Birkenau concentration camp in Poland in the snow (MARC ISRAEL SELLEM/THE JERUSALEM POST)
Birkenau concentration camp in Poland in the snow (MARC ISRAEL SELLEM/THE JERUSALEM POST)
POLISH HOLOCAUST survivor, actor and composer Shmuel Atzmon, who fled Poland to Russia during the Holocaust, also expresses pain at having learned “that they are trying to beautify history.”
“The move the current politicians are trying to make doesn’t serve the Polish people, and it degrades the memory of those who went through the Holocaust,” he said, adding that it unacceptable and inhumane to legislate about the memories of the survivors who remain.
“Memories have their own laws, and the first rule of memory is to remember what happened – not what we would like to remember.”
He points out that he agrees it’s wrong to say that the extermination camps were the fault of the Poles.
“But today, 75 years after the Warsaw Ghetto, where the Jews showed the Poles, too, that they can stand up against evil, to start to say that it is illegal for us to say what we saw with our own eyes, this is unacceptable and inhumane,” he says.
Like Gil, Atzmon feels connected to Polish culture, particularly through his work in the arts. “I have good and bad memories of Poland, and just like I don’t erase the bad memories, I also don’t erase the good ones.”
Atzmon’s cousin was rescued by a Polish family, and he highlights that the country has the highest number of Righteous Among the Nations. “Just like we need to remember those who saved Jews, we can’t forget those who cooperated [with the Nazis]. As long as I live, as an artist I will try to shine a light both on those who were saviors and those who were complicit.”
He notes that he has non-Jewish Polish friends who share his opinions.
“For the good of the relations between the Jews and the Polish nation, this thing is not necessary, it needs to disappear and to let us heal the wounds between us. We can find ways to return to good relations, like there were in the small town where I was born.”
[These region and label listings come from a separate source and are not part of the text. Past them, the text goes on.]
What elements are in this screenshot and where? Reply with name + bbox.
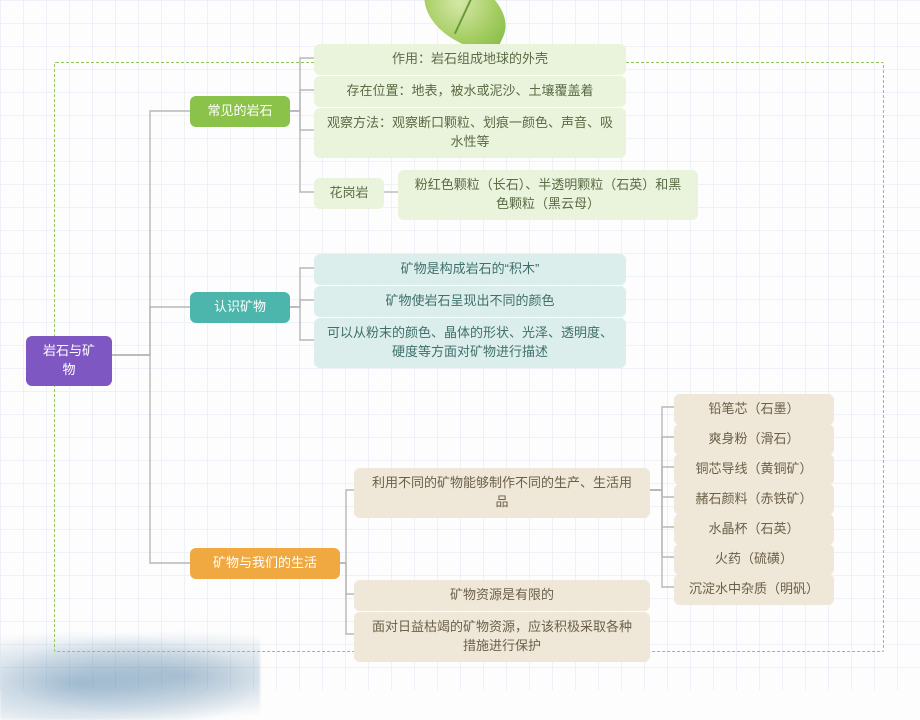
branch-know-minerals: 认识矿物 [190, 292, 290, 323]
leaf-mineral-blocks: 矿物是构成岩石的“积木” [314, 254, 626, 285]
branch-minerals-life: 矿物与我们的生活 [190, 548, 340, 579]
leaf-rock-location: 存在位置：地表，被水或泥沙、土壤覆盖着 [314, 76, 626, 107]
leaf-granite-detail: 粉红色颗粒（长石）、半透明颗粒（石英）和黑色颗粒（黑云母） [398, 170, 698, 220]
leaf-copper: 铜芯导线（黄铜矿） [674, 454, 834, 485]
leaf-sulfur: 火药（硫磺） [674, 544, 834, 575]
leaf-alum: 沉淀水中杂质（明矾） [674, 574, 834, 605]
leaf-pencil: 铅笔芯（石墨） [674, 394, 834, 425]
leaf-quartz: 水晶杯（石英） [674, 514, 834, 545]
leaf-limited: 矿物资源是有限的 [354, 580, 650, 611]
leaf-talc: 爽身粉（滑石） [674, 424, 834, 455]
leaf-mineral-describe: 可以从粉末的颜色、晶体的形状、光泽、透明度、硬度等方面对矿物进行描述 [314, 318, 626, 368]
branch-common-rocks: 常见的岩石 [190, 96, 290, 127]
leaf-rock-observe: 观察方法：观察断口颗粒、划痕一颜色、声音、吸水性等 [314, 108, 626, 158]
root-node: 岩石与矿物 [26, 336, 112, 386]
leaf-products: 利用不同的矿物能够制作不同的生产、生活用品 [354, 468, 650, 518]
leaf-granite: 花岗岩 [314, 178, 384, 209]
leaf-ochre: 赭石颜料（赤铁矿） [674, 484, 834, 515]
leaf-rock-role: 作用：岩石组成地球的外壳 [314, 44, 626, 75]
leaf-protect: 面对日益枯竭的矿物资源，应该积极采取各种措施进行保护 [354, 612, 650, 662]
leaf-mineral-color: 矿物使岩石呈现出不同的颜色 [314, 286, 626, 317]
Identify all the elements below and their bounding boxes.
In the town, he said, Christians, Jews, Roma, Ukrainians and Germans lived together. “We lived together. We learned Polish, of course, and they even learned Yiddish. What we need to do today is not to reopen old wounds. We will fix what is acceptable. It’s truly a mistake to accuse the Polish nation of building the death camps. But not to clean the history of the Polish nation, among which were both good people and people who perpetrated inhumane acts.”
This, he said, is crucial for educating the next generations.